The much-anticipated policy blueprint, being the Union Budget, presented by the finance minister in the august House representative of We, the people, diligently goes on to lay, fabricate and strengthen the building blocks of country’s multidimensional resilient growth as also catapulting nation’s leadership on world stage as a knowledge-centric economy.
The Budget ensures a ‘can-do’ attitude that deploys variegated strategic priorities to strengthen the factors of capital formation, rewards the average/common taxpayers, and reaffirms the collective belief in the pillars of democracy through reforms.
The focus is two-pronged – strengthening factors of production in rural and agrarian area, MSMEs/industries (including blended areas), and wider emerging areas of services delivery where our skilled and knowledge-centric workforce upends harnessing the demographic dividend.
The Panchtatvas of this year’s Budget revolve around five principles of government’s unwavering commitment to accelerating holistic growth, securing inclusive development sustainably, invigorating private sector investments towards all-encompassing capital formation, uplifting household sentiments for speeding up consumption, and enhancing spending power of India’s rising middle class, each firmly rooted in our collective audacity to dream more, dare more and do more.
Building the momentum from last July’s Budget, when the government refocused its emphasis on upending the poor (garib), youth, farmers (annadata), and women (nari) through interconnected loops of firmly-grounded reforms that reinvigorated their hunger for an unbridled glide in the sky, this year’s Budget too proposes further structural reforms that strategically aspire to build moats of rural prosperity and resilience.
The Prime Minister Dhan-Dhaanya Krishi Yojana is likely to benefit 1.7 crore farmers in 100 districts with low productivity, moderate crop intensity, and below-average credit parameters. The multisectoral Rural Prosperity and Resilience programme, in partnership with states, will address underemployment in agriculture through skilling, investment, technology, in turn invigorating the rural economy through providing ample local opportunities for the rural women, young farmers, rural youth, marginal and small farmers, and landless families that should address migration.
Intense focus on high-yielding seeds, pulses, makhana, fisheries and vegetables/fruits and cotton, while roping in India Post network is a smart move, indeed.
MSMEs are the bedrock of any country’s competitiveness, and enhancing the investment and turnover limits for classification of MSMEs by 2.5 and 2 times respectively should smoothen the incremental flow of capital to them as they strive to attain higher efficiencies of scale and technological upgradation that ultimately lowers costs/OPEX. Hiking the guarantee coverage for established units, as also start-ups should enhance their scaling up the ladder fast.
Customised Credit Cards with a Rs 5 lakh limit for micro-enterprises registered on Udyam portal, infusing the AIF-centric FoF (Fund of Funds) with second tranche of seed capital of Rs 10,000 crore, new credit scheme for first time entrepreneurs from marginalised cohort/women should democratise access to credit.
Further, urban sector reforms related to governance, municipal services, urban land, and planning are being incentivised through infusing financial flows to Urban Challenge Fund of Rs 1 lakh crore to implement the proposals for Cities as Growth Hubs, Creative Redevelopment of Cities, and Water and Sanitation with PPP at its core.
PPP in infrastructure gets a new fillip, while encouraging states to tap into the IIPDF corpus.
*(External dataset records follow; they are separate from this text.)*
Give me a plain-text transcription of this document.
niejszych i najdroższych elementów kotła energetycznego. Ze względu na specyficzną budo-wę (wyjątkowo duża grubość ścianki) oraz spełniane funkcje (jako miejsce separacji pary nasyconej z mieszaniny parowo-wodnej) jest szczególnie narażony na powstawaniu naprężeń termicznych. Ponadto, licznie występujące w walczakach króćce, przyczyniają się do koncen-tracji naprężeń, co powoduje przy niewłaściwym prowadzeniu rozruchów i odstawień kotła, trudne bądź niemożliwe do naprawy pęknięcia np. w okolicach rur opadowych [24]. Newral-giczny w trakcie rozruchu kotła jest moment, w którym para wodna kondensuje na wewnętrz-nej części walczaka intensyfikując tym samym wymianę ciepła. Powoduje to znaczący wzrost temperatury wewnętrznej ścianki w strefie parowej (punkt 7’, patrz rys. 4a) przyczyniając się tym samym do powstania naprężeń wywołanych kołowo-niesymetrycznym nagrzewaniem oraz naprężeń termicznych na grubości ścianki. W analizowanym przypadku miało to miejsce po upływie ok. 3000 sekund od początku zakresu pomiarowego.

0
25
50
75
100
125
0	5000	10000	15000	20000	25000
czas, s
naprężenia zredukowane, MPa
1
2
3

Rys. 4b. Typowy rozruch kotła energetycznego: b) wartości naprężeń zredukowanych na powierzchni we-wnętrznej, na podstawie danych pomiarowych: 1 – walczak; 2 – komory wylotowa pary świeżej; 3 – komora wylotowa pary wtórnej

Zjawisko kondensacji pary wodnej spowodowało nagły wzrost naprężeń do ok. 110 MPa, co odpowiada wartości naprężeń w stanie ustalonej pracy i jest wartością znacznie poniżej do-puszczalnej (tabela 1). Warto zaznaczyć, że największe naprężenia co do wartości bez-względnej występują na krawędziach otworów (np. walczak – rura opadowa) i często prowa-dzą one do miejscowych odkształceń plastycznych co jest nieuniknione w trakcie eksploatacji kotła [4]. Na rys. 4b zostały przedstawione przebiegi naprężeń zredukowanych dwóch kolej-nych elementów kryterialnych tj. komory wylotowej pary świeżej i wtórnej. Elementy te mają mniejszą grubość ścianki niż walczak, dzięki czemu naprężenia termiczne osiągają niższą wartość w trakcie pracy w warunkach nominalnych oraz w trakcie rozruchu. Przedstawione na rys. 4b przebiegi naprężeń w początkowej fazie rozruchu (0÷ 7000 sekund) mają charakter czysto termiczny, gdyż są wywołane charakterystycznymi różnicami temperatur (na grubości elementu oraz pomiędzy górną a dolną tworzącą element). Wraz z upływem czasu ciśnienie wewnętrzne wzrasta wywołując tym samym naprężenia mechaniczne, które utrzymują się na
Rs 1.5 lakh crore is proposed for the 50-year interest free loans to states for capital expenditure and incentives for reforms, second Asset Monetisation Plan is proposed to plough back capital of Rs 10 lakh crore in new projects.
Urban Challenge Fund of Rs 1 lakh crore to implement the proposals for Cities as Growth Hubs, Creative Redevelopment of Cities, and Water and Sanitation should infuse financial flows lifeline while incentivising electricity distribution reforms and augmentation of intrastate transmission capacity by states through 0.5% additional borrowings would ensure the reforms juggernaut keeps rolling.
Top-50 tourist destination sites in the country will be developed in partnership with states through a challenge mode. Rs 20,000 crore corpus is proposed to implement private sector driven Research, Development and Innovation initiative, while a Deep Tech Fund of Funds will also be explored to catalyse the next generation startups. The thrust on skills, education, healthcare and technology makes this Budget an audacious Budget, indeed.
The fiscal numbers in the Budget are conservative with a 10.1% nominal GDP growth and a tax buoyancy of 1.1. Fiscal conservatism has been the cornerstone of every successive Budget under the current dispensation, and this year is no exception.
There are pivotal moments every decade or two that in history become the defining moments of a nation as it progresses ahead at a scorching yet sustainable pace. This Budget is a harbinger of such stride being initiated by a new India in the making, we believe.